A biological limitation of the MGRB will be the variable penetrance of rare disease-predisposing variants, even in an elderly population [23, 24]. An important consideration is that, although the MGRB cohort is an aged, healthy group, it is still possible that rare clinically significant predisposing variants will be present, some of which will not be expressed through disease symptoms (non-penetrant). Most single gene predispositions, including familial cancers, are not fully penetrant, meaning that <100% of individuals with predisposing variants in such genes ever develop the associated clinical phenotype, even in older age [23]. The MGRB will give a unique opportunity to overcome the traditional ascertainment bias [25] of human genetics in this regard. However, the detection of a variant in the MGRB alone does not exclude its potentially pathogenic role, where variable penetrance could be due to genetic or environmental factors [26]. This is likely to be particularly important for assigning causality in common diseases, where polygenic effects are likely important. This caveat is something end-users of the data must keep in mind.

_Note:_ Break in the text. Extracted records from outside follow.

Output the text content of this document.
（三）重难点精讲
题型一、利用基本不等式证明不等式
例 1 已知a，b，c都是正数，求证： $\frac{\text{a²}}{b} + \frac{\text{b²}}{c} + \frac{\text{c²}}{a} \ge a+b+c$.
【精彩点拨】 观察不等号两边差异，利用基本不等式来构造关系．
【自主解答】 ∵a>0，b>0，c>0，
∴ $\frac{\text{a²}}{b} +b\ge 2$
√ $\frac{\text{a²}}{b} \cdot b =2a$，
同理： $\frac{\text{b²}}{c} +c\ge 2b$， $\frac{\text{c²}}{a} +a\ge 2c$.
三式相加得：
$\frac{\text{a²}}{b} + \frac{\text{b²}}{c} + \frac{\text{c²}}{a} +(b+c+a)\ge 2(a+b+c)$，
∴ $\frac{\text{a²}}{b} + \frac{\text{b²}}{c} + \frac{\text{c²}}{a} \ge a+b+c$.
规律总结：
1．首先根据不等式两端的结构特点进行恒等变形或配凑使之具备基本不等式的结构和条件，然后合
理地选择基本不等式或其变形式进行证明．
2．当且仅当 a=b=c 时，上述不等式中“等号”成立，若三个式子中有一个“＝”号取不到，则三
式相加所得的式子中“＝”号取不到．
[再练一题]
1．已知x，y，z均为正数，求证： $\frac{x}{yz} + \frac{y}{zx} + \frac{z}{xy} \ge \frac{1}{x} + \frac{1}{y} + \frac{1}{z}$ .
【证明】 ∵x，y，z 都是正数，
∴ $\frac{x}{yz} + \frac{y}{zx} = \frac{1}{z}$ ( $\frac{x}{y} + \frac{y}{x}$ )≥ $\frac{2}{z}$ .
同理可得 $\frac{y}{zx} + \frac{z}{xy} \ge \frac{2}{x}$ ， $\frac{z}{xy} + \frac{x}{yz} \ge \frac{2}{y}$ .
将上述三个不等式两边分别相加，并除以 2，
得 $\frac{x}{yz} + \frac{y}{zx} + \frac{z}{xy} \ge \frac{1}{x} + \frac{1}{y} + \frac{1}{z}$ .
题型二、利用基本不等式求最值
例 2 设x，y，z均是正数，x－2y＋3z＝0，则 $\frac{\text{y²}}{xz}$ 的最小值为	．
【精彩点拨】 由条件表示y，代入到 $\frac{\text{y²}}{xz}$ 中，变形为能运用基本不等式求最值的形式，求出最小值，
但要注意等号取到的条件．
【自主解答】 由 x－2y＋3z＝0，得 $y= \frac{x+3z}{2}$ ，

A data set of whole-genome sequences from 600 individuals aged >80 years has been published previously by the ‘Wellderly’ study [12]. Individuals in this study had no reported chronic diseases and were not taking chronic medications. There are important differences between this study and the MGRB. First, the number of samples in the MGRB will be significantly higher at 4000, adding much-needed power and sensitivity for detecting and filtering, rare variants. The MGRB will have an average limit of detection for rare variants at 1/8000 alleles (MAF = 0.000125) compared to 1/1200 alleles (MAF = 0.00002583). Second, significant resources within the MGRB have been allocated to ensuring data access, analytical frameworks, and data-sharing mechanisms for both WGS and phenotypic data. Third, there is the capacity to detect and report complex and structural genetic variation more readily. Fourth, the Wellderly study sequenced DNA using the Complete Genomics platform [27], not the technology used by most WGS or whole-exome sequencing of reference populations to date [4, 5, 7,8,9, 11, 13]. There are important technical considerations in the cross-compatibility of whole-exome and WGS data for generating population allele frequencies on different sequencing platforms or data processed using different bioinformatic pipelines [4].

Implications

The MGRB has the potential to add another important resource to the clinical genetic and research community for filtering, annotation, and assignment of pathogenicity to genetic variants. The unique aspects of the MGRB will include: (1) focus on the healthy elderly, depleted of typical monogenic disease phenotypes; (2) age of the cohort, average >75 years, beyond the age of onset for most monogenetic conditions; (3) the availability and access to individual-level VCF and BAM data; and (4) the opportunity to access high-quality, comprehensive, longitudinal, clinical, and phenotypic information on sequenced samples [16, 17]. These factors will ensure that MGRB has a unique place alongside other reference populations in human genetics.

Conclusion

The MGRB will be the first catalogue of whole-genome variation across thousands of healthy elderly individuals. This will provide an important data set, resource, and much-needed negative control population for clinical genetic and research use.